L’Institut national de la recherche agronomique est, après le C.n.r.s., notre second institut scientifique d’État. Son champ d’activité couvre l’ensemble des recherches intéressant l’agriculture et le monde rural. Il est placé sous tutelle du ministère de l’Agriculture. Il emploie plus de mille chercheurs qui sont fonctionnaires titulaires dès le grade d’assistant, après une période probatoire de stage. L’I.n.r.a. recrute à la base ses scientifiques par concours, ’uverts aux candidats en fonction de leurs diplômes (la maîtrise au minimum). Ou encore en fonction de leurs travaux antérieurs, c’est à dire de leurs publications, dont le Comité scientifique de 1’l.n.r.a. juge la valeur.
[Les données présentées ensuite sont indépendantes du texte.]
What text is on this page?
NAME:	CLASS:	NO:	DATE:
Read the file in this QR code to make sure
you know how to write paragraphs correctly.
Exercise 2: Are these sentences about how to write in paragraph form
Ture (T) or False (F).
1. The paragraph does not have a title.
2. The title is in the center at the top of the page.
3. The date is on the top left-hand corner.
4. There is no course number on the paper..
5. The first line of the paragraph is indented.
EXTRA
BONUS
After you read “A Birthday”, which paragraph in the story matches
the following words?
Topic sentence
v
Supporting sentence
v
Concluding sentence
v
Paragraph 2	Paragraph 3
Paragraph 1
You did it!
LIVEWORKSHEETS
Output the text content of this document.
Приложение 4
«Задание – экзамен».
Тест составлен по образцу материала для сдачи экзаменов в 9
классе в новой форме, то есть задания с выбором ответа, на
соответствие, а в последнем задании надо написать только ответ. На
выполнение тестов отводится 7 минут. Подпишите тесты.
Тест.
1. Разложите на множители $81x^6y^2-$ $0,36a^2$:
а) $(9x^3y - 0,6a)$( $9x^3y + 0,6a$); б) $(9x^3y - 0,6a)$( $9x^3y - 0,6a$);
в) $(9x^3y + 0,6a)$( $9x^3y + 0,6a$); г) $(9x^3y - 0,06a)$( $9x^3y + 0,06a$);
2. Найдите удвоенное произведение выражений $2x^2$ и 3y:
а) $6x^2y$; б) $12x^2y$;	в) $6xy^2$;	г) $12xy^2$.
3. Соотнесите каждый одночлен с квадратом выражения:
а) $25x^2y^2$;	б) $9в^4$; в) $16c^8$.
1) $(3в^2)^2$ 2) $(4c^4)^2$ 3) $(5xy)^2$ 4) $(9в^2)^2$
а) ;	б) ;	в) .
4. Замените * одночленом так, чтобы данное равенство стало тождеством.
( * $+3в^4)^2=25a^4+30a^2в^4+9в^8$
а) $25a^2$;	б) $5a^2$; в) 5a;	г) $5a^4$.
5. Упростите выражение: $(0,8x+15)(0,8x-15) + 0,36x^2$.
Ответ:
La « pépinière » des assistants, ce sont les agents contractuels scientifiques. Ils sont salariés. On les prépare pendant deux ans au concours. S’ils échouent deux fois, ils sont licenciés. A partir du grade de maître de recherche, la promotion interne se fait sur examen des publications.
Comme au C.n.r.s., l’I.n.r.a. comprend un corps de quelque 1500 à 2000 techniciens contractuels. Leur niveau d’études est des plus variables : certains n’ont aucun diplôme. A l’autre extrémité de l’échelle, des docteurs ès sciences ou des agrégés de l’Université peuvent se présenter pour être embauchés à titre d’ingénieurs.
Les techniciens sont recrutés en fonction de leur Curriculum vitae. Le chef de service qui a un poste libre choisit parmi les postulants. Les techniciens passent ensuite un examen de confirmation au bout de six mois, et les ingénieurs, au bout d’un an. Leur avancement se discute ensuite au sein des commissions paritaires de l’I.n.r.a. (composées en nombre égal de délégués de l’Administration et de délégués du personnel).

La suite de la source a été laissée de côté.